A: I should have a new, revised draft up for editing by September 2015. Then, I am planning on querying literary agents. The process of refining the hook, pitch and synopsis, as is needed for the literary agent, can help me sharpen my elevator pitch for promoting my book! If I am lucky, a talented and resourceful agent will become my enthusiastic champion. Then, I will have one more person on my team to introduce me into this world of publishing fiction.
In the meantime, as I am revamping my old draft, I will continue to access the blogs of my twitter buddies who create insightful posts and recommendations on the writing and revision process. They have already inspired me to:
- Join and attend a writers critique group in person
- Improve my pitching skills (thanks #PITMAD)
- Improve the quality of my revising and editing skills.
Thank you twitter buddies for helping me to gain insights! Thanks also to you others who read parts of my work and explained to me, “Yes, this applies to you, too…” while pointing me in the direction of other great resources.
And, thank you, Michael Sova, for giving me this opportunity to express my passion for how I hope to create wow for others!
Q: I couldn’t help but notice that you sort of side-stepped my question about which genre(s) would be most difficult for you to write. Let’s go at that one a different way. What would you say is your biggest weakness as a writer?
A: I just read a book about Deep Point of View by Jill Elizabeth Nelson. I am in the process of re-drafting my novel to incorporate this idea. Wow!
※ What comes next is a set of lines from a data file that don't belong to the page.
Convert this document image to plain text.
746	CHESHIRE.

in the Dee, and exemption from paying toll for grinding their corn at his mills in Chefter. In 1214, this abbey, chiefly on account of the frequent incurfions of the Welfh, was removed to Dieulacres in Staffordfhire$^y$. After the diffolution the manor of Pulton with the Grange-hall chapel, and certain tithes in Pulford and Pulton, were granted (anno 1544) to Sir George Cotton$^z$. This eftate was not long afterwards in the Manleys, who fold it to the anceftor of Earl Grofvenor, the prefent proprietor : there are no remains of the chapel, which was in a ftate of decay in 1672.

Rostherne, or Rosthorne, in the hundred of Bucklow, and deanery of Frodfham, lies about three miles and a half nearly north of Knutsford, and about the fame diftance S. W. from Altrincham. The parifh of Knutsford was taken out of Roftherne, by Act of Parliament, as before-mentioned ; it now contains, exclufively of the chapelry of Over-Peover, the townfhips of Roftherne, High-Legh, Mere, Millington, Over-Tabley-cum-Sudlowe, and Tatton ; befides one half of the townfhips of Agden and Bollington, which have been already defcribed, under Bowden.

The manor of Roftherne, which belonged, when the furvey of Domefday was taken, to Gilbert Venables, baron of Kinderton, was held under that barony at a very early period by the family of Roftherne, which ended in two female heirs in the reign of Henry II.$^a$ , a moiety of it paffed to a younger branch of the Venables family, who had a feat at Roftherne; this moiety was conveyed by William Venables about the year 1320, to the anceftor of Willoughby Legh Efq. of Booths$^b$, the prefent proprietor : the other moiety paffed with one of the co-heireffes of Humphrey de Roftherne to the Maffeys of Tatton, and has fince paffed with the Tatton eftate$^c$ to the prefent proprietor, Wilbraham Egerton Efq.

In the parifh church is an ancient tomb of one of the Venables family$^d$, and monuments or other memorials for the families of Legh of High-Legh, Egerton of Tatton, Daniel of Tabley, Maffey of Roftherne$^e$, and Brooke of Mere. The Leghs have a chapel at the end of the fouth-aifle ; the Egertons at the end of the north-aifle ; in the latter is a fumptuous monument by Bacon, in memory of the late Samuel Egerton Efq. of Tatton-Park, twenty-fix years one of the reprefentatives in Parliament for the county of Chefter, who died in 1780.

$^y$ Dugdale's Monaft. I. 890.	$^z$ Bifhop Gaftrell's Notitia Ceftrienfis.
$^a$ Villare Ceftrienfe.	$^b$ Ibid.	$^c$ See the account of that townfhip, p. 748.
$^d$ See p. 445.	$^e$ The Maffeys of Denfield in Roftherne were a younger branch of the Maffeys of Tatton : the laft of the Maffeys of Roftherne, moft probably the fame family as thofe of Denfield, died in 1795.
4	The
What a challenge it is to stay inside the character’s brain, heart and body to consistently show, not tell, the reader what is happening!
Q: What’s your greatest strength?
A: I’m a holistic thinker; I automatically consider the layers of influence for each character.
Q: How would you describe your writing technique? Are you an outlier, a discovery writer or do you fall somewhere in between?
A: For years, I have been waking up in the middle of the night, and writing down possible first lines to books. I didn’t start writing this novel, until I visualized the goals and motivations of three main characters and an idea for the ending.
Q: Would you publish independently if your attempts to find an agent and traditional publisher are unsuccessful?
A: I have felt the urge to publish. It’s like a mosquito bite demanding to be itched.
My backstory? I self-published a non-fiction e-book (a travel memoir) and made all the mistakes that the on-line community counsels against while self-publishing. This experience has given me some perspective. I am not against publishing independently. Independent authors are gaining an increasing presence in book sales. This is an exciting time for authors in terms of accessibility to the consumers and redefining elements of a book that sells.
Life is filled with experiences, I want to experience the traditional route. I also want to learn about the business side of publishing books, such as working with editors, cover designers, etc. It’s all good.
Q: Who is your favorite fictional character and why? If you can’t narrow it down to just one, try to describe in general terms the types of characters you best associate with.
A: In Bujold’s Vorkosigan series, I enjoy Miles Vorkosigan who always ends up with a bigger mouthful of responsibilities than he expected. Born to a powerful family and labeled as a “mutant” because of his physical disabilities, Miles quests to prove he is more than what he appears to be. Through this process, he sees other’s clearly for who they are and ignites them into performing beyond their own expectations.
Overall, the Vorkosigan Series delivers underlying themes of valuing the undervalued, in laughter and wow.